Dall’ultimo rapporto Censis emerge una popolazione italiana caratterizzata da forte irrazionalità. Questo dato viene registrato in molteplici ambiti: il 5,9% degli italiani (circa 3 milioni) crede che il Coronavirus non esista e il 10,9% che il vaccino sia inutile; il 19,9% pensa che il 5G sia uno strumento per controllare le persone; il 5,8% considera la Terra piatta e il 10% non crede allo sbarco sulla Luna.
In bilico tra risentimento e speranza: così viene fotografato il nostro Paese nell’anno della ripresa dall’annuale rapporto Censis. Il 73,4% degli italiani indica nella paura dell’ignoto e nell’ansia conseguente il sentimento prevalente. È certo attitudine comprensibile, davanti ai devastanti, improvvisi e imprevisti cambiamenti a cui siamo stati sottoposti individualmente e collettivamente negli ultimi due anni. Non è banale e nient’affatto scontato che quando la storia accelera, l’uomo sia nelle condizioni di inseguirla.
Il cambiamento sano si realizza infatti quando nasce “da dentro”: da dentro le persone, le istituzioni, la società. Viceversa, il cambiamento che viene da fuori e non sempre riesce ad essere accettato, elaborato e rigenerato rimane solo “trauma” e talvolta “ci rompe”, un po’ come un uovo che, se viene spezzato da fuori, serve solo a fare una frittata, e se invece si rompe da dentro, significa che prende vita una creatura.
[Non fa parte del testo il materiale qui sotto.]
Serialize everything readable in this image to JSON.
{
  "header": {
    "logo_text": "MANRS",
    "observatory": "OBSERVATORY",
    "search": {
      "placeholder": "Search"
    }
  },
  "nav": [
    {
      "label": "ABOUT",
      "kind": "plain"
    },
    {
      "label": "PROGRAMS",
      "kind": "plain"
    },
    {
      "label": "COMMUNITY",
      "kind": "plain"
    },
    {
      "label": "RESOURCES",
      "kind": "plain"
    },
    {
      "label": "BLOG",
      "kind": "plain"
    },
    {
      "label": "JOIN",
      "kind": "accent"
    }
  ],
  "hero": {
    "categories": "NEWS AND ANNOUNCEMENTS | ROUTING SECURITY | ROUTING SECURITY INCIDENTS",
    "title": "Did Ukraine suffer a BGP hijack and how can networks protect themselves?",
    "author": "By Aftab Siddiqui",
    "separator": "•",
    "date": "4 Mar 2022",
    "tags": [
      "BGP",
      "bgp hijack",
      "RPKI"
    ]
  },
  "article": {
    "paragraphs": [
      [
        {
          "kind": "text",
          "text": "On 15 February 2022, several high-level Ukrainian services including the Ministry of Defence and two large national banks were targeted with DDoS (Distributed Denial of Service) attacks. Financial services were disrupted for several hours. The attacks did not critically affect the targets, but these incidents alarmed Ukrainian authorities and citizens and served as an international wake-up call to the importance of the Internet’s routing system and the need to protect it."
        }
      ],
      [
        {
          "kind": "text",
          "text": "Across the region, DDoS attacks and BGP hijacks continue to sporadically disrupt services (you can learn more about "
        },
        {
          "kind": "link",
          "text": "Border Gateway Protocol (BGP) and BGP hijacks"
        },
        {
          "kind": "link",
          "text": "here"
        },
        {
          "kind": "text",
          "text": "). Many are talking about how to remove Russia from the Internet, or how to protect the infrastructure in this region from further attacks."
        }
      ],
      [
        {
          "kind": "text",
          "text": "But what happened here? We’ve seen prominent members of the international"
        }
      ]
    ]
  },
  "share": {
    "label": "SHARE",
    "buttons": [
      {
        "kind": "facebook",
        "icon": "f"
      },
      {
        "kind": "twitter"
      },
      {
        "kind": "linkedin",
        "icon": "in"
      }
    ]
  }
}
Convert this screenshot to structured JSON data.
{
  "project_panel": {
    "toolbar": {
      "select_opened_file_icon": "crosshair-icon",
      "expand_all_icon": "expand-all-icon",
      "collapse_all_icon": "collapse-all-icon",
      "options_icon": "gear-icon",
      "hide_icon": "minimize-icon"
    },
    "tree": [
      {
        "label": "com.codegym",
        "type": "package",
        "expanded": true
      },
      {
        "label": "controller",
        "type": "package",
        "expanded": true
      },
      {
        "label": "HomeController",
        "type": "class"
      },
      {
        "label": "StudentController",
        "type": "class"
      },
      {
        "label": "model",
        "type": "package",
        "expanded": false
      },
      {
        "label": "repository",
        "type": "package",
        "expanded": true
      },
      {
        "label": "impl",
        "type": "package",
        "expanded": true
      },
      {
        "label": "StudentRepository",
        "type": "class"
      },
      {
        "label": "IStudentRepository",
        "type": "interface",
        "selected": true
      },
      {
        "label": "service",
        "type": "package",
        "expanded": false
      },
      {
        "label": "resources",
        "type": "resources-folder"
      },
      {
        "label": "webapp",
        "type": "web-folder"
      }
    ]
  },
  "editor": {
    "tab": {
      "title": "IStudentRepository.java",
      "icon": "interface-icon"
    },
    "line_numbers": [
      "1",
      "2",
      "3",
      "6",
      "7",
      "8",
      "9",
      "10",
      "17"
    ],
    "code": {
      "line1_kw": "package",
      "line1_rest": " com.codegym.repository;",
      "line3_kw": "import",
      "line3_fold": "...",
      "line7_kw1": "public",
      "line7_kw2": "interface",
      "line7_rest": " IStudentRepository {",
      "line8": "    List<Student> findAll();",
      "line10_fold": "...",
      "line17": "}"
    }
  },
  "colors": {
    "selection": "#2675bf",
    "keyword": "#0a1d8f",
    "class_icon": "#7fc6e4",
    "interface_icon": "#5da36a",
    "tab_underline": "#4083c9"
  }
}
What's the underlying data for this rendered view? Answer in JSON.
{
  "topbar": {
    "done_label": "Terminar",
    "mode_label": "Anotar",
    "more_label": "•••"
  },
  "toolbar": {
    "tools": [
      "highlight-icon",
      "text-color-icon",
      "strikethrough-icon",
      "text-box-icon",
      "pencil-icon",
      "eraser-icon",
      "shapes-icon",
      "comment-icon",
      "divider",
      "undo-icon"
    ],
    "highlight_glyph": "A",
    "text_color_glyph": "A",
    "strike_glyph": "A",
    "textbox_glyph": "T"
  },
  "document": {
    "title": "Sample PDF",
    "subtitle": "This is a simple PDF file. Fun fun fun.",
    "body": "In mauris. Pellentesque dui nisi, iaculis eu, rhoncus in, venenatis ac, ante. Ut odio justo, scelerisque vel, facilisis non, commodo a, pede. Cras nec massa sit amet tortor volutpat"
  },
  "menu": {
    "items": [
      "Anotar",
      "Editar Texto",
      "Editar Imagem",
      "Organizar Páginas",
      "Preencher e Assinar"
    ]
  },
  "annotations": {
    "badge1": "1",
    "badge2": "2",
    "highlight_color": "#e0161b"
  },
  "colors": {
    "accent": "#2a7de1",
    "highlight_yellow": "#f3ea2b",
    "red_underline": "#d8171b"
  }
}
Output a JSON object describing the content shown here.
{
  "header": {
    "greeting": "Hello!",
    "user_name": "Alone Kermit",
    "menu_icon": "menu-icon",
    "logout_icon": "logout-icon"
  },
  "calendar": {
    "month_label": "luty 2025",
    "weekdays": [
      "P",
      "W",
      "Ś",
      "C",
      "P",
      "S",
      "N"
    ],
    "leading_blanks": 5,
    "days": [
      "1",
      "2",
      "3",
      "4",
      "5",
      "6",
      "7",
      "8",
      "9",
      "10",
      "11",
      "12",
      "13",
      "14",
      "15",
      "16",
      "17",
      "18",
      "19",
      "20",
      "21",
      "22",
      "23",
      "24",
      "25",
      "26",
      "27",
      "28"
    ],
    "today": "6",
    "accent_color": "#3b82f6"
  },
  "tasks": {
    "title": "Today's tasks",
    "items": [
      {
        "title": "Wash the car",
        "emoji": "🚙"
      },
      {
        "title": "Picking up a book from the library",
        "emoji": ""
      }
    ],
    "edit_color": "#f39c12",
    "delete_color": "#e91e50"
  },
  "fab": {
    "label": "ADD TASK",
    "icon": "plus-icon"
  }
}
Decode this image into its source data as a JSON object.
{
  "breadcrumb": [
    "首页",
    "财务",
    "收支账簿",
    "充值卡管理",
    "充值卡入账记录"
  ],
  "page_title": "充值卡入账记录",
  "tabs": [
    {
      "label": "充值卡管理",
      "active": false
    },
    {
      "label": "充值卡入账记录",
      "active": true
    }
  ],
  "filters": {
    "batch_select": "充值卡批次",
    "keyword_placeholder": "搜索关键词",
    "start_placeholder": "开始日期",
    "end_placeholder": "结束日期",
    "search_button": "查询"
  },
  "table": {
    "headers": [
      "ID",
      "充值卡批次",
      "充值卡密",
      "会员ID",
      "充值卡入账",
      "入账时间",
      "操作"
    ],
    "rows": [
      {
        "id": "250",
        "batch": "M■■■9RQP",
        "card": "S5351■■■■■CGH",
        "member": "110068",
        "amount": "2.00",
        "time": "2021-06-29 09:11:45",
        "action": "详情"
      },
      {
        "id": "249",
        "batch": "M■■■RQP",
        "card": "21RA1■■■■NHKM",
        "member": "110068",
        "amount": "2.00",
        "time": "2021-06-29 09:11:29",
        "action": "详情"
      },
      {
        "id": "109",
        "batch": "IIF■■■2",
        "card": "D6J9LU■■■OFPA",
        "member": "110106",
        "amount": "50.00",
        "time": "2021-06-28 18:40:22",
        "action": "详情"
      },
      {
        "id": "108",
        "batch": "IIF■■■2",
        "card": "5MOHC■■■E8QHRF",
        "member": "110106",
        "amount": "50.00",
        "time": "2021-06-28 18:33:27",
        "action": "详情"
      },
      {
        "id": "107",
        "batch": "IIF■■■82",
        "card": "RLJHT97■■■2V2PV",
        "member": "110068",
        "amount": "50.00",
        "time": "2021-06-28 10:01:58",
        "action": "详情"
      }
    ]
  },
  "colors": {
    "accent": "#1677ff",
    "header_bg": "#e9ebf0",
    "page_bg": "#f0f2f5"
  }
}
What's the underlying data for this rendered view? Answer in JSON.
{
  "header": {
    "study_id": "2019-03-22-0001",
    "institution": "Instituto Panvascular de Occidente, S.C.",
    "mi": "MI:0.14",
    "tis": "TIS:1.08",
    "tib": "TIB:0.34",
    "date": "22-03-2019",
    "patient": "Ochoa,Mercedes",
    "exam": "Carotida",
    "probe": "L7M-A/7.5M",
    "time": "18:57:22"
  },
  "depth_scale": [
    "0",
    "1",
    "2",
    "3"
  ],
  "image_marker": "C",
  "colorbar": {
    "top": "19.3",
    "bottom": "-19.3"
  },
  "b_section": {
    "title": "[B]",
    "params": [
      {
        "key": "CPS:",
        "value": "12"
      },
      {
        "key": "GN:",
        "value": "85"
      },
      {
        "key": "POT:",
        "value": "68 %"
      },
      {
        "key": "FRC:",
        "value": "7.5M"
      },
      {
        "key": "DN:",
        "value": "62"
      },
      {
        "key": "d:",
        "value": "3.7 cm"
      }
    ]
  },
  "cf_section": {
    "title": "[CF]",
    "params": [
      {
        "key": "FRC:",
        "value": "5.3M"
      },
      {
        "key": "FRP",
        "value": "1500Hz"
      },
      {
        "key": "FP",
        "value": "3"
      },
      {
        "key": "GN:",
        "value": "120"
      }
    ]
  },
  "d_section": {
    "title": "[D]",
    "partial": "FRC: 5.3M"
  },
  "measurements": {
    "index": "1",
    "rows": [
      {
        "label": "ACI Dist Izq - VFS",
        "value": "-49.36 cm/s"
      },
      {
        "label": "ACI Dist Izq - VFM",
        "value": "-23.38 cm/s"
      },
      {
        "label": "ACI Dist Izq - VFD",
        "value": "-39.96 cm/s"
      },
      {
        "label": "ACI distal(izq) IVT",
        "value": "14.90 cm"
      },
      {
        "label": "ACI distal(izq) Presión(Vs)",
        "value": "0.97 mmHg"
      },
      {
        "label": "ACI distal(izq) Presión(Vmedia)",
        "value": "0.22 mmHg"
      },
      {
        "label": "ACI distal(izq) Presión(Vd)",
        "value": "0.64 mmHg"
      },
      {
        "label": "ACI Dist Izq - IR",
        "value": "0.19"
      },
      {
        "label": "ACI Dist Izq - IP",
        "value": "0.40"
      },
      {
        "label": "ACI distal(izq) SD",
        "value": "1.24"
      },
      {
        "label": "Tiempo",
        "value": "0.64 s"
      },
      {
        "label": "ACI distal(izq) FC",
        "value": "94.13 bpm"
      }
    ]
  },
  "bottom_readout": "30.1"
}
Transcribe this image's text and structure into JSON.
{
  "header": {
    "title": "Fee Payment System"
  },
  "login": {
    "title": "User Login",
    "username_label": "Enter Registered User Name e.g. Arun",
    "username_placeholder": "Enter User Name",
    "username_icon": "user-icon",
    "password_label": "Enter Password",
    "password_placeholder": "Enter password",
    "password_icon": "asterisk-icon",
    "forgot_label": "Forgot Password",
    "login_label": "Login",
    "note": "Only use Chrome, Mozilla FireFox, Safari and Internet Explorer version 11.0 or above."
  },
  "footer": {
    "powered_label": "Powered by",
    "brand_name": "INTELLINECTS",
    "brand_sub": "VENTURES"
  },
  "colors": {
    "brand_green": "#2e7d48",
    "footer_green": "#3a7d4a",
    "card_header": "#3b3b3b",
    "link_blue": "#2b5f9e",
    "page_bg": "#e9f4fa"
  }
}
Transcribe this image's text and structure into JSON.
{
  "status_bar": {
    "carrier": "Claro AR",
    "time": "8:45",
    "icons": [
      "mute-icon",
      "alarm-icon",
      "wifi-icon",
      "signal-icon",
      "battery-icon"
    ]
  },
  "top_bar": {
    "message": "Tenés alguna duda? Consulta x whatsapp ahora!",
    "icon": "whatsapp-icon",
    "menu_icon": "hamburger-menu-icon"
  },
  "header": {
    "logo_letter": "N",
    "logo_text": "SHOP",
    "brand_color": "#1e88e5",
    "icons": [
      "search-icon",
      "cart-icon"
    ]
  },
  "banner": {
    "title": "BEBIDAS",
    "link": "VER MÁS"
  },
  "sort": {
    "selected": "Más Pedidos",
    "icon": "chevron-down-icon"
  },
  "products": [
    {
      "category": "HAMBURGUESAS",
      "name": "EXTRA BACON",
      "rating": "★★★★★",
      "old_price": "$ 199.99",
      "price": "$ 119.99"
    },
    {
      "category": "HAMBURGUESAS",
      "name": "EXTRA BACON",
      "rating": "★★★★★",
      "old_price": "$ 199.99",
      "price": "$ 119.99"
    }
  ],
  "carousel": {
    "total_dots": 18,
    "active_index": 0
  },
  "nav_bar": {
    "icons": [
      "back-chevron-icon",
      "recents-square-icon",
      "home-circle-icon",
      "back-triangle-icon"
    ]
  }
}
È quindi indispensabile elaborare le grandi trasformazioni a cui la storia ci ha sottoposto, metabolizzarle appena possibile e in qualche maniera farle proprie. Pensiamo ad esempio al digitale, raccontato nel volume Ipotesi per il futuro degli anziani. Tecnologie per l’autonomia, la salute e le connessioni sociali, realizzato da Fondazione Leonardo e Associazione 50&Più e presentato al CNEL a metà dicembre. Anziani e tecnologia digitale: più grande è il gap, più grande è il beneficio che queste tecnologie possono portare nella vita delle persone, dalle applicazioni “social” alla telemedicina.
Al Censis più del 70% degli italiani ha dichiarato di possedere le competenze di base necessarie per svolgere tutte le attività online. Tuttavia, appare chiara una criticità: la generazione più anziana per oltre il 30% si autoesclude completamente dal mondo digitale. Infatti, se da una parte la tecnologia proprio nel Covid ha salvato tante persone anziane dall’isolamento, dando nuovi stimoli, garantendo di rimanere in contatto con i propri cari e generando nuove possibilità, dall’altra parte il digital divide si fa sentire, sia in termini di competenze sia in termini di accessibilità.
La generazione dei 50 e più è più indietro su competenze digitali e in tema di privacy, accessibilità e diritti legati al digitale, ma è anche il segmento di popolazione maggiormente in crescita e destinato ad assumere un ruolo sempre più centrale in termini sociali ed economici. Non si può lasciare indietro una parte così importante del Paese perché questo significa lasciare indietro il Paese. E creare l’ennesima frattura di un’Italia con troppe polarità.
Ancora una volta, come direbbe proprio il padre fondatore del Censis, il professor Giuseppe De Rita, bisogna dunque tentare di uscire dal “presentismo” che non riconosce valore al passato e non sporge lo sguardo al futuro, presentando la tecnologia digitale alle generazioni più anziane non come un fine in sé – a volte perfino banale, a volte troppo astruso – ma come lo strumento di una strategia di senso che tiene al centro la persona e le sue possibilità di crescere, adattarsi, cambiare. Di cambiare “da dentro”.